PRIMES
Primes au mérite : toujours à la recherche de la formule gagnante
Malgré les réformes successives de la fonction publique, on n’a jamais trouvé la botte secrète pour une mise en place satisfaisante de la rémunération au mérite des fonctionnaires. Cet article fait partie de l’enquête consacrée au sujet parue dans le numéro 171 d’Acteurs publics.
La question de la rémunération au mérite des fonctionnaires revient régulièrement dans le débat comme une petite musique qui pourrait effacer tous les maux du secteur et notamment régler la question de l’attractivité. “Il faut avouer que l’on est très loin des questions urgentes auxquelles la fonction publique est confrontée, déplore Marylise Lebranchu, ancienne ministre de la Fonction publique. Mais la question des primes au mérite peut facilement servir de paravent aux autres questions.”

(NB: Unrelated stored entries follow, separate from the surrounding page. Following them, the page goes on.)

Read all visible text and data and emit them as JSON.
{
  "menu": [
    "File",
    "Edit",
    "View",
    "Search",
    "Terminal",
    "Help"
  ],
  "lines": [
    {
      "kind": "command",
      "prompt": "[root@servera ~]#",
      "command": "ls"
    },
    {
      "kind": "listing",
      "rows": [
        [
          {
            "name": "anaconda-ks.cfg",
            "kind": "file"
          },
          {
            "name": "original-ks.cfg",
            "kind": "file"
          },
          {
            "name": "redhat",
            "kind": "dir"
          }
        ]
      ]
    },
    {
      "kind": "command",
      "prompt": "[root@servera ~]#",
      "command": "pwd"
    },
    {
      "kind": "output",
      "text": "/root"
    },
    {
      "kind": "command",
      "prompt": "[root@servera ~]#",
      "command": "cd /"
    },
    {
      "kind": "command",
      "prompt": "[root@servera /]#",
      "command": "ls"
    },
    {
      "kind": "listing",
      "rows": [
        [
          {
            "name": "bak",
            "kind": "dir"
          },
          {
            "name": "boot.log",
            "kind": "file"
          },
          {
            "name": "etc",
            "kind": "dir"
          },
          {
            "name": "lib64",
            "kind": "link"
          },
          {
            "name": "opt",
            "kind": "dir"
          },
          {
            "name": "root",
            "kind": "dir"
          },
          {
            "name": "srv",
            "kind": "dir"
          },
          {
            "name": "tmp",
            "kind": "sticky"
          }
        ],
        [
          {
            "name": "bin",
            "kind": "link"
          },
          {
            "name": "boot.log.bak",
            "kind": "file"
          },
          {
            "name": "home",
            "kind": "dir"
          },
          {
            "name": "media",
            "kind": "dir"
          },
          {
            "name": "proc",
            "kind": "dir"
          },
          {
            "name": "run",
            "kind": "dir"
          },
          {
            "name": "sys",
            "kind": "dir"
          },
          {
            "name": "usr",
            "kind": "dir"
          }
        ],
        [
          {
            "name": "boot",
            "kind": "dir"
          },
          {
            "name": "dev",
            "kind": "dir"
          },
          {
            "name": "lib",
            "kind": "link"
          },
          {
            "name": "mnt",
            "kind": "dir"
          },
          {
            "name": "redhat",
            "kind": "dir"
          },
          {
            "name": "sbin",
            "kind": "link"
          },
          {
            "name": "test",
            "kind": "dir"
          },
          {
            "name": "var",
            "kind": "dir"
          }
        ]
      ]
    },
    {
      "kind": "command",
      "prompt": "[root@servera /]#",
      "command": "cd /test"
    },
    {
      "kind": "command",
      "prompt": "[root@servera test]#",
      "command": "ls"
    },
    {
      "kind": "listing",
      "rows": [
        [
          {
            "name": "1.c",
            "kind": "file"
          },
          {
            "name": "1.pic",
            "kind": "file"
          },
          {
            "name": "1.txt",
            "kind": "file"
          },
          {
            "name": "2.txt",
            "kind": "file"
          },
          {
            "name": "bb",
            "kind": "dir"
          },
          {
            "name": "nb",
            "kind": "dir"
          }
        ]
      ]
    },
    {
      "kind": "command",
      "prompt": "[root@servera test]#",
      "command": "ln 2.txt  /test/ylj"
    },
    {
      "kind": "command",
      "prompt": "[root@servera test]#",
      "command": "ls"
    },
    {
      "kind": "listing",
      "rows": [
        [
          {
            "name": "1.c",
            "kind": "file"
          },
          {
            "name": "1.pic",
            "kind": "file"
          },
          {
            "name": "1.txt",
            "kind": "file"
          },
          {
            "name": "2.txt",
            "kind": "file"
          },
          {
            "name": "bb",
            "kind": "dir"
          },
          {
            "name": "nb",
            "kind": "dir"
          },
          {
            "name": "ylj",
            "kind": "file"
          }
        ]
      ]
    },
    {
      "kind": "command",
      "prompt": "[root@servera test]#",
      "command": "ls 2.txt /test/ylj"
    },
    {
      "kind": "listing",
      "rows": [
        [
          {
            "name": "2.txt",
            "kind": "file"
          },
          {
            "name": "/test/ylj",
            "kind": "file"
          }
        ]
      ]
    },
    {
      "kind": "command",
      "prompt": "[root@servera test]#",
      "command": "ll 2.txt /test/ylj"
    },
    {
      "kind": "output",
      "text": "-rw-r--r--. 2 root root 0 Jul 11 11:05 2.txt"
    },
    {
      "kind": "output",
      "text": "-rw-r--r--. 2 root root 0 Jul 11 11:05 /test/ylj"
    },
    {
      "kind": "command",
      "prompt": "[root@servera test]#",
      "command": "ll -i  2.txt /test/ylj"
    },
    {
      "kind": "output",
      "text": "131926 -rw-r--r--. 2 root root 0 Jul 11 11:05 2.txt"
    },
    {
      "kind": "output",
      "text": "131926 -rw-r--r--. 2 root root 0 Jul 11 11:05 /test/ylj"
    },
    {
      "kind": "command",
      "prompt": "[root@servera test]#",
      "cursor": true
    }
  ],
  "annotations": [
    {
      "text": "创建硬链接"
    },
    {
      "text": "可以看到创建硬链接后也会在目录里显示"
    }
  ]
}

Les premières primes, appelées alors “de rendement”, ont été instaurées d’abord au profit des personnels du ministère des Finances par un décret du 22 mai 1926, modifié en 1945. Un décret du 6 février 1950 “relatif à certaines indemnités dans les administrations centrales” vient ensuite étendre ces primes à d’autres ministères “en vue d’obtenir des économies de personnel par l’accroissement de l’efficacité du travail”.
Échec de la PFR
Maurice Thorez, alors vice-président du gouvernement et secrétaire général du Parti communiste français, évoquait aussi le sujet dans le cadre des discussions autour du projet de loi créant le statut général des fonctionnaires, en 1946. “Le statut prévoit aussi l’extension des primes de rendement individuelles et collectives qui permettront de proportionner la rémunération du fonctionnaire ou d’un groupe donné de fonctionnaires à l’intensité et à l’efficacité de l’effort”, avait-il déclaré à l’époque.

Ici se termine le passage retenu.